Friedrich Merz will der Ukraine jetzt Garantien im Sinne der EU-Beistandsklausel anbieten – und zwar noch vor einem formellen Beitritt. Das ist wichtig, denn als Baustein eines künftigen Friedens könnte das dazu beitragen, dass Wladimir Putin einen Waffenstillstand nicht nur dazu nutzt, seiner Armee vor dem nächsten Überfall Ferien zu gönnen.
Die EU-Beistandsklausel ist keine Kleinigkeit. Sie sagt, dass die Staaten der Union einander im Fall eines Angriffs „alle in ihrer Macht stehende Hilfe und Unterstützung“ schulden. Konkret schlägt Merz nun vor, dass die Ukraine schon vor ihrem Beitritt assoziiertes EU-Mitglied ohne Stimmrecht in Rat, Kommission und Parlament wird. Das darf zwar nicht heißen, dass die EU sofort Krieg gegen Russland führen müsste. Aber die Mitgliedstaaten könnten zusichern, die Beistandsklausel zumindest nach einem Waffenstillstand auf die Ukraine anzuwenden. Sie könnte damit einen Teil der Lücke schließen, die entstanden ist, seit Amerika das bestehende Aufnahmeversprechen der NATO an die Ukraine nicht halten will.

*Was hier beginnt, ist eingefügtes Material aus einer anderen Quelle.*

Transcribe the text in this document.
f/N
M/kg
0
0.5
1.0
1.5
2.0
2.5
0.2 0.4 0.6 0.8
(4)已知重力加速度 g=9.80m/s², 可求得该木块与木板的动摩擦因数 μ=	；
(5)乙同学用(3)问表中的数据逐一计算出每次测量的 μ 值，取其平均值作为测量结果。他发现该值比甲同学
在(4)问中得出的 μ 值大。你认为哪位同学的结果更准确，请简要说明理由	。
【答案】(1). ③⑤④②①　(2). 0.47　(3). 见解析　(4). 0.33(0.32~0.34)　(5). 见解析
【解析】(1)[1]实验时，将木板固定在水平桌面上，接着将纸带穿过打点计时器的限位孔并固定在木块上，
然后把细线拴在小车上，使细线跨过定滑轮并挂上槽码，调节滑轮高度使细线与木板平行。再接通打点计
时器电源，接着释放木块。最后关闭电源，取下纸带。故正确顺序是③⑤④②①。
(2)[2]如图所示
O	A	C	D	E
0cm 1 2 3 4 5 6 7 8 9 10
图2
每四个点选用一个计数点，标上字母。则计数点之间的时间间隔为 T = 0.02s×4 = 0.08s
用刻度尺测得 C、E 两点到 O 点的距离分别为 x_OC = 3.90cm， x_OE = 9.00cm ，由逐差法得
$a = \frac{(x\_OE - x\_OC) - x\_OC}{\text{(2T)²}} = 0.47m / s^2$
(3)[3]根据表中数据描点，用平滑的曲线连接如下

Aber Papier allein schafft keinen Frieden, und deshalb müsste so eine Garantie materiell gesichert werden. Dazu gehören mindestens fünf weitere Schritte.
Dieser Text stammt aus der Frankfurter Allgemeinen Sonntagszeitung.
Erstens müssten die Europäer Kiew auch nach einem Waffenstillstand weiter so unterstützen, dass die ukrainische Armee einen neuen Angriff jederzeit so wirksam abwehren könnte wie heute.
Zweitens müsste eine Koalition der Willigen nach Kriegsende ihre Entschlossenheit durch Bodentruppen untermauern – so wie heute im Baltikum. Eine solche Abschreckungsmacht würde nicht an der Front stehen, sondern weiter hinten, zum Teil auf NATO-Gebiet, etwa in Polen. Darüber gibt es schon erste Absprachen zwischen Berlin, London, Paris und anderen.
Drittens müsste Amerika unersetzliche Fähigkeiten wie Satellitenaufklärung, Starlink oder nuklearen Schutz für die Verbündeten weiter bereithalten.
Ein pragmatischer Friede
Viertens muss Putin überzeugt werden, dass er den jetzigen Abnutzungskrieg verlieren wird, weil die Ukraine mithilfe Europas länger durchhalten kann. Vieles ist möglich. Die Europäer könnten Gaskäufe aus Russland sofort verbieten, sie könnten russischen Schattentankern den Zugang zur Ostsee erschweren und alle Waffen liefern, die nötig sind. Vor allem müsste Kiew Russlands in der EU gesperrte Milliarden restlos erhalten.
Fünftens müssten die Europäer sich vor Putins Rache schützen. Sie müssten eine Verteidigungsunion schaffen, und zwar außerhalb der EU, sodass Briten und Norweger mitmachen könnten. Und weil Trump den US-Atomschirm durch lose Worte zerfleddert, würde dazu auch eine europäische nukleare Abschreckung auf Grundlage der französischen und britischen Waffen gehören.
Wenn das alles im Gang ist, könnte Putin erkennen, dass ein pragmatischer Friede besser ist als ein verlorener Krieg. Er könnte einem Waffenstillstand zustimmen, der die jetzige Front in etwa einfriert. Kiew hat das schon angeboten.
Man könnte einwenden, dass Putin so einen Waffenstillstand nicht akzeptieren könnte, weil er einer Niederlage zu ähnlich wäre. Aber Putins mediale Macht ist so groß, dass er alles zum Sieg erklären kann, was er nur will. Die Argumente liegen bereit. Der Kreml stellt den Überfall auf die Ukraine sowieso als Abwehrkrieg gegen die NATO dar. Ein Friede, in dem die Ukraine dort nicht Mitglied wird, könnte deshalb leicht mit einer Parade am Roten Platz gefeiert werden.